The article, when it first published, said that conservative activist Christopher Rufo, who had looked into Gay’s plagiarism, celebrated Gay’s resignation by posting on X, “SCALPED” — a term often colloquially used by journalists when their reporting leads to someone’s resignation or firing.
However, the AP wrote that Rufo used the word to insinuate that Gay was a “trophy of violence” and was “invoking a gruesome practice taken up by white colonists who sought to eradicate Native Americans.”
You’d think nothing in the article could top the headline, but then you see @AP’s definition of scalping. https://t.co/BaC9cJaBjs pic.twitter.com/WORZ2IqISp
— John McCormack (@McCormackJohn) January 3, 2024
As Breitbart News’s John Nolte noted, scalping was instead a “well-known American Indian practice.”
Indeed, Britannica, Inc., the company that publishes the Encyclopædia Britannica and owns the American dictionary publisher Merriam-Webster, noted on its website that records “do not clarify” how widespread scalping was before colonial contact, but cited various Native American tribes that engaged in the practice:
Scalping varied in importance and practice by region.

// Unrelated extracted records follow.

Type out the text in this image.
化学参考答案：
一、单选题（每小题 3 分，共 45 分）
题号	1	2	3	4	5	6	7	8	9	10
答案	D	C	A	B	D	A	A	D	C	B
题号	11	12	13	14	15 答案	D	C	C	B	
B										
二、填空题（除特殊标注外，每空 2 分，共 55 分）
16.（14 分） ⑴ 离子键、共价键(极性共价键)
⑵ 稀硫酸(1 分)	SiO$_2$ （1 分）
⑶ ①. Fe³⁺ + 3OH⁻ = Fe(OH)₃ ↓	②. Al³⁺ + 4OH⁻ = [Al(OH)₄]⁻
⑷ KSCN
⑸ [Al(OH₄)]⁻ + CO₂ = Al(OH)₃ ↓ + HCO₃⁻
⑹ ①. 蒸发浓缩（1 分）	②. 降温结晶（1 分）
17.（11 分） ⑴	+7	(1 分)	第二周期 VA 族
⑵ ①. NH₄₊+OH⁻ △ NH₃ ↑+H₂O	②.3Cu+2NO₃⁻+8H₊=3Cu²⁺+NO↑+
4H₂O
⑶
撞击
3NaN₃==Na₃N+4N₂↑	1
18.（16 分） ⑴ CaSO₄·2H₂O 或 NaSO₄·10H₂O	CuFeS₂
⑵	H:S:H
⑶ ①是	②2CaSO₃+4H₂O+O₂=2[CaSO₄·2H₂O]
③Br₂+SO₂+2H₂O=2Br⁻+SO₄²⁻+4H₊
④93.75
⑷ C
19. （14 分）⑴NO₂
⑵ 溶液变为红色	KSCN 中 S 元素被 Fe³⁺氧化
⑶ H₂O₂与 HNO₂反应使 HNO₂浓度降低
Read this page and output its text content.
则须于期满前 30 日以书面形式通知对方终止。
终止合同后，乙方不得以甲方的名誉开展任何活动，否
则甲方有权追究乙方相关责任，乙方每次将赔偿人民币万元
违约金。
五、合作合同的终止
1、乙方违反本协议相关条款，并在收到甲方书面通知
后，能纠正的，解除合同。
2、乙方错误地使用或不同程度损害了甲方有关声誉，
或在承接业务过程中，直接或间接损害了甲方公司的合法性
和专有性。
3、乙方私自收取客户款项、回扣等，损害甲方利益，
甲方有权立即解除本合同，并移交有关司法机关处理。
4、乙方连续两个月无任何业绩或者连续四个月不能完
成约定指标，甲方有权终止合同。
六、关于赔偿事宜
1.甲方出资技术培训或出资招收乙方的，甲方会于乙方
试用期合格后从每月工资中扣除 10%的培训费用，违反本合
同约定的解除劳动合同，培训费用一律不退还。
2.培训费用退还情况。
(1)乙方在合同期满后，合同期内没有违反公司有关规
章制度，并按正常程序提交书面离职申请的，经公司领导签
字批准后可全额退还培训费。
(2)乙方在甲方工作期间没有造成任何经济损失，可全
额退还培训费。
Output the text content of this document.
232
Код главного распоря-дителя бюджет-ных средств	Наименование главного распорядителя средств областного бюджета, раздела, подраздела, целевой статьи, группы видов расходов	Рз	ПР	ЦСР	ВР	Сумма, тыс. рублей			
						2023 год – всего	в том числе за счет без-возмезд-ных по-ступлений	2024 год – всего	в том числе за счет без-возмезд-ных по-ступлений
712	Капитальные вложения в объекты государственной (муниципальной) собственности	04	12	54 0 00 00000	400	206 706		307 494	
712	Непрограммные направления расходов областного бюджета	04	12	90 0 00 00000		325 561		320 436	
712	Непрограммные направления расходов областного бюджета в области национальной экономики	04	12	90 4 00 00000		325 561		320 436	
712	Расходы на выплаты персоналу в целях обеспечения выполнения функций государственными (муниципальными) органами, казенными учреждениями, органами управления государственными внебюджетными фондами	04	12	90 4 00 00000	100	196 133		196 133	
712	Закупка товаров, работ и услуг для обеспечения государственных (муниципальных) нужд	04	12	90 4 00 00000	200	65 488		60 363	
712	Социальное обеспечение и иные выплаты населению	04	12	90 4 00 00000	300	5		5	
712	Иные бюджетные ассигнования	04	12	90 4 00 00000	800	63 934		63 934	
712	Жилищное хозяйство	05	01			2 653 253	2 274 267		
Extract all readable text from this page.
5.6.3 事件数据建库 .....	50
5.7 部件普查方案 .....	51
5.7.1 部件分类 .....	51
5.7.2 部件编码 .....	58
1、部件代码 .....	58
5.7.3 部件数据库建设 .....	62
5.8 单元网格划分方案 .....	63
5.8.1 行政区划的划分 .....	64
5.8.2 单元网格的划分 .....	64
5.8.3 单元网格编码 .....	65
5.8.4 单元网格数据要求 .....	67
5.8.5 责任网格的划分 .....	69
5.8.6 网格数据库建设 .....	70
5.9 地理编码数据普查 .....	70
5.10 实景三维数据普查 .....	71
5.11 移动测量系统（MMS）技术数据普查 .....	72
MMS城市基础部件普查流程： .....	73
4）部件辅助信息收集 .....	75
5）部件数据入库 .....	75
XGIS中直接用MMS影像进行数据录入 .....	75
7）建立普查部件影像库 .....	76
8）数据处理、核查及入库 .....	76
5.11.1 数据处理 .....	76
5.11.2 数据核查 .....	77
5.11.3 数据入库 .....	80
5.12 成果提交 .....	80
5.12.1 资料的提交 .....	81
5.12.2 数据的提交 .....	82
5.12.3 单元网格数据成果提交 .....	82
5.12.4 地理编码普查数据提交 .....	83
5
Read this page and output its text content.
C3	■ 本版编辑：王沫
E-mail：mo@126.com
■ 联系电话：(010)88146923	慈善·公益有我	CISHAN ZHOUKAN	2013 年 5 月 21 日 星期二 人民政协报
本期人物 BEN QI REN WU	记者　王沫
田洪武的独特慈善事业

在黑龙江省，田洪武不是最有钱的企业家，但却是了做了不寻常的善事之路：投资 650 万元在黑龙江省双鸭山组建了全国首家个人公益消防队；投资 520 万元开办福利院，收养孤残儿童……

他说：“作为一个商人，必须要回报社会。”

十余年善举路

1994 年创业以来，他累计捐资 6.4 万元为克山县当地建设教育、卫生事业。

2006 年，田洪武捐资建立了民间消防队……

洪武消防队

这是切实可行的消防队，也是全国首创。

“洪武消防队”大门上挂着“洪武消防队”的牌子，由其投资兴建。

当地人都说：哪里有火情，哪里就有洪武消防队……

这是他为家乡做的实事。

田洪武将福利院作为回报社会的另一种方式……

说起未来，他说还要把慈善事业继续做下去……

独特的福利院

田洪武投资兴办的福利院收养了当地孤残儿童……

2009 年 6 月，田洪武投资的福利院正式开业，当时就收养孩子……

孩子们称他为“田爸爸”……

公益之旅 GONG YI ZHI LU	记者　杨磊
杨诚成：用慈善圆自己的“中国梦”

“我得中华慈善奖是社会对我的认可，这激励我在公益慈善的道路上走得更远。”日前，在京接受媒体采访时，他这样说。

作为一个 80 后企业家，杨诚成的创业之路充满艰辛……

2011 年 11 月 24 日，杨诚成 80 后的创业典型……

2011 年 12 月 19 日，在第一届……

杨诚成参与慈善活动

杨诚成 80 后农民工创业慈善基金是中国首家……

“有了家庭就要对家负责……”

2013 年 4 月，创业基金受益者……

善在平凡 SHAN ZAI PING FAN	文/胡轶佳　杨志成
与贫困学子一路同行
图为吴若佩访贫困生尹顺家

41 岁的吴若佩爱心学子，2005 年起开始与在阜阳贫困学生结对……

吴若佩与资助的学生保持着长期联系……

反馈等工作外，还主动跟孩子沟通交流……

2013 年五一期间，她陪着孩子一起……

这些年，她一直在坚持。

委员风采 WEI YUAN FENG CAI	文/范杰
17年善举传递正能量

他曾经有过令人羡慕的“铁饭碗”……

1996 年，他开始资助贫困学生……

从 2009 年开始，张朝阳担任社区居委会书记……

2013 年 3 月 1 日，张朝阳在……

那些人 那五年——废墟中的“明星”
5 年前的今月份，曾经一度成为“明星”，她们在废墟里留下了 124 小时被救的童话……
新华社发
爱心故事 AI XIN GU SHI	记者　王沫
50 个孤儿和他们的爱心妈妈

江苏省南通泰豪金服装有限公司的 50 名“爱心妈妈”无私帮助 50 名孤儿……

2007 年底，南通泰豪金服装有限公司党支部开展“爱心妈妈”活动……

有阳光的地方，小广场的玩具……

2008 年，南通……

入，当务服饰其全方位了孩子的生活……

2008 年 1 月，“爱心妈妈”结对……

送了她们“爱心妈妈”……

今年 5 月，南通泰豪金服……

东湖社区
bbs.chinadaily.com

Native Americans in the Southeast took scalps to achieve the status of warrior and to placate the spirits of the dead, while most members of Northeastern tribes valued the taking of captives over scalps. Among Plains Indians scalps were taken for war honours, often from live victims. As a challenge to their enemies, some Native Americans shaved their heads. The scalp was sometimes offered as a ritual sacrifice or preserved and carried by women in a triumphal scalp dance, later to be retained as a pendant by the warrior, used as tribal medicine, or discarded.
The AP later quietly edited its article — a practice known as “stealth-editing” — to add that scalping was “also used by some tribes against their enemies.” However, it kept the claim that scalping was a “gruesome practice taken up by white colonists” against Native Americans.
WINNING: After mass ridicule on X, the AP has stealth-edited its story to note that Native Americans were big-time scalpers in the colonial era. pic.twitter.com/xBssrSeo6r
— Christopher F. Rufo ⚔️ (@realchrisrufo) January 3, 2024
As Breitbart News noted, one of the authors of the article had repeatedly posted disparagingly about “white” people and “white privilege.”